Chinas neuestes Raffinerieprojekt, die Shandong Yulong Petrochemical, hat am Freitag den Betrieb einer von zwei neuen Rohöleinheiten mit einer Kapazität von 200.000 Barrel pro Tag in Ostchina aufgenommen. Damit wird nach vier Jahren Bauzeit die neueste Raffinerie des Landes offiziell in Betrieb genommen. Die gesamte Anlage verfügt über eine Kapazität von 400.000 Barrel pro Tag und ist die einzige große Raffinerie, die in diesem Jahr in China in Betrieb geht.
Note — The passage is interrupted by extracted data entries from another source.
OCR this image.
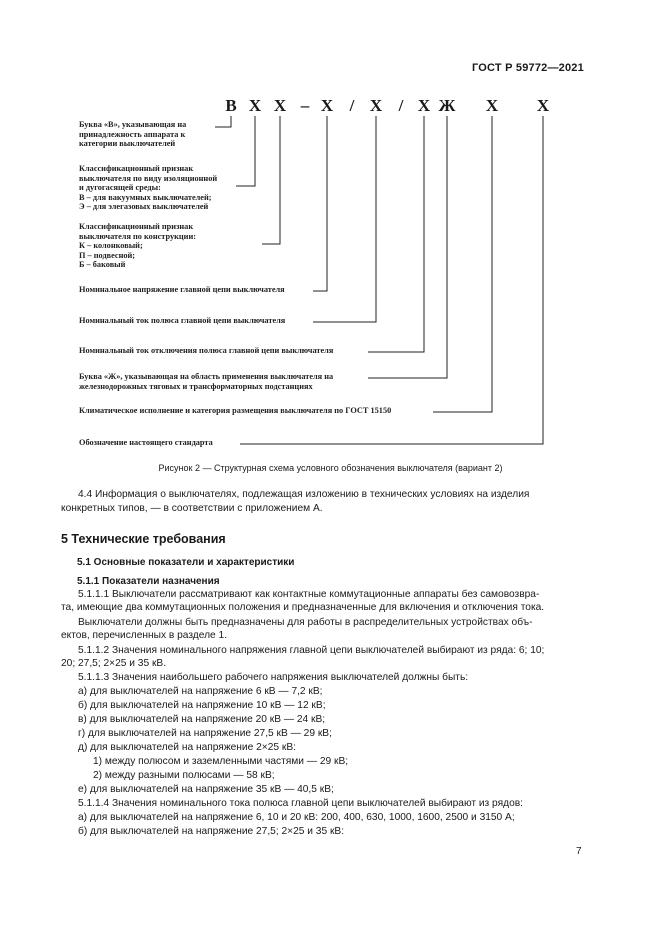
ГОСТ Р 59772—2021
В Х Х – Х / Х / Х Ж Х Х
Буква «В», указывающая на
принадлежность аппарата к
категории выключателей
Классификационный признак
выключателя по виду изоляционной
и дугогасящей среды:
В – для вакуумных выключателей;
Э – для элегазовых выключателей
Классификационный признак
выключателя по конструкции:
К – колонковый;
П – подвесной;
Б – баковый
Номинальное напряжение главной цепи выключателя
Номинальный ток полюса главной цепи выключателя
Номинальный ток отключения полюса главной цепи выключателя
Буква «Ж», указывающая на область применения выключателя на
железнодорожных тяговых и трансформаторных подстанциях
Климатическое исполнение и категория размещения выключателя по ГОСТ 15150
Обозначение настоящего стандарта
Рисунок 2 — Структурная схема условного обозначения выключателя (вариант 2)
4.4 Информация о выключателях, подлежащая изложению в технических условиях на изделия
конкретных типов, — в соответствии с приложением А.
5 Технические требования
5.1 Основные показатели и характеристики
5.1.1 Показатели назначения
5.1.1.1 Выключатели рассматривают как контактные коммутационные аппараты без самовозвра-
та, имеющие два коммутационных положения и предназначенные для включения и отключения тока.
Выключатели должны быть предназначены для работы в распределительных устройствах объ-
ектов, перечисленных в разделе 1.
5.1.1.2 Значения номинального напряжения главной цепи выключателей выбирают из ряда: 6; 10;
20; 27,5; 2×25 и 35 кВ.
5.1.1.3 Значения наибольшего рабочего напряжения выключателей должны быть:
а) для выключателей на напряжение 6 кВ — 7,2 кВ;
б) для выключателей на напряжение 10 кВ — 12 кВ;
в) для выключателей на напряжение 20 кВ — 24 кВ;
г) для выключателей на напряжение 27,5 кВ — 29 кВ;
д) для выключателей на напряжение 2×25 кВ:
1) между полюсом и заземленными частями — 29 кВ;
2) между разными полюсами — 58 кВ;
е) для выключателей на напряжение 35 кВ — 40,5 кВ;
5.1.1.4 Значения номинального тока полюса главной цепи выключателей выбирают из рядов:
а) для выключателей на напряжение 6, 10 и 20 кВ: 200, 400, 630, 1000, 1600, 2500 и 3150 А;
б) для выключателей на напряжение 27,5; 2×25 и 35 кВ:
7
Gleichzeitig handelt es sich um eines der letzten Neubauprojekte in diesem Sektor, da Peking aufgrund der Spitzenwerte der Kraftstoffnachfrage in China die Gesamtkapazität für Rohölraffinerien beschränkt.
Die Raffinerie befindet sich auf einer künstlichen Insel im Longkou County in der Stadt Yantai, in der Provinz Shandong. Laut einem Insider, der über das Projekt informiert wurde, soll die Rohöleinheit bis mindestens Ende dieses Jahres in Betrieb bleiben. Die Inbetriebnahme erfolgt zu einem Zeitpunkt, an dem die Rohölverarbeitung in chinesischen Raffinerien im Vergleich zum Vorjahr im August zum fünften Mal in Folge zurückgegangen ist. Dies ist auf die sinkende Dieselnachfrage und den Rückgang des Benzinverbrauchs aufgrund der massiven Verbreitung von Elektrofahrzeugen zurückzuführen.
Ein Insider aus der Raffineriebranche berichtete, dass Yulong die Anlage auf Wunsch der Provinzregierung in Betrieb genommen habe, obwohl das Unternehmen selbst aufgrund der schwachen Gewinnmargen im aktuellen Marktumfeld besorgt war. Bislang gab es von Seiten des Unternehmens Yulong Petrochemical keine offizielle Stellungnahme dazu.
Das 20-Milliarden-Dollar-Projekt besteht aus einer Raffinerie mit einer Kapazität von 400.000 Barrel pro Tag, einem Ethylenkomplex mit einer Jahreskapazität von 3 Millionen Tonnen sowie einer Paraxylenanlage mit ebenfalls 3 Millionen Tonnen pro Jahr. Dieses Großprojekt wird als wichtiger Schritt zur Modernisierung des zersplitterten Raffineriesektors in Shandong angesehen, wo zahlreiche kleinere unabhängige Raffinerien, sogenannte „Teekannen“, angesiedelt sind.
Das Projekt wird zu 51 % vom privaten Aluminiumhersteller Nanshan Group, zu 46,1 % von der staatlich unterstützten Shandong Energy Group und zu einem kleinen Teil von zwei lokalen Unternehmen gehalten. Die Raffinerie ist damit auch ein bedeutendes öffentlich-privates Gemeinschaftsprojekt in der Region.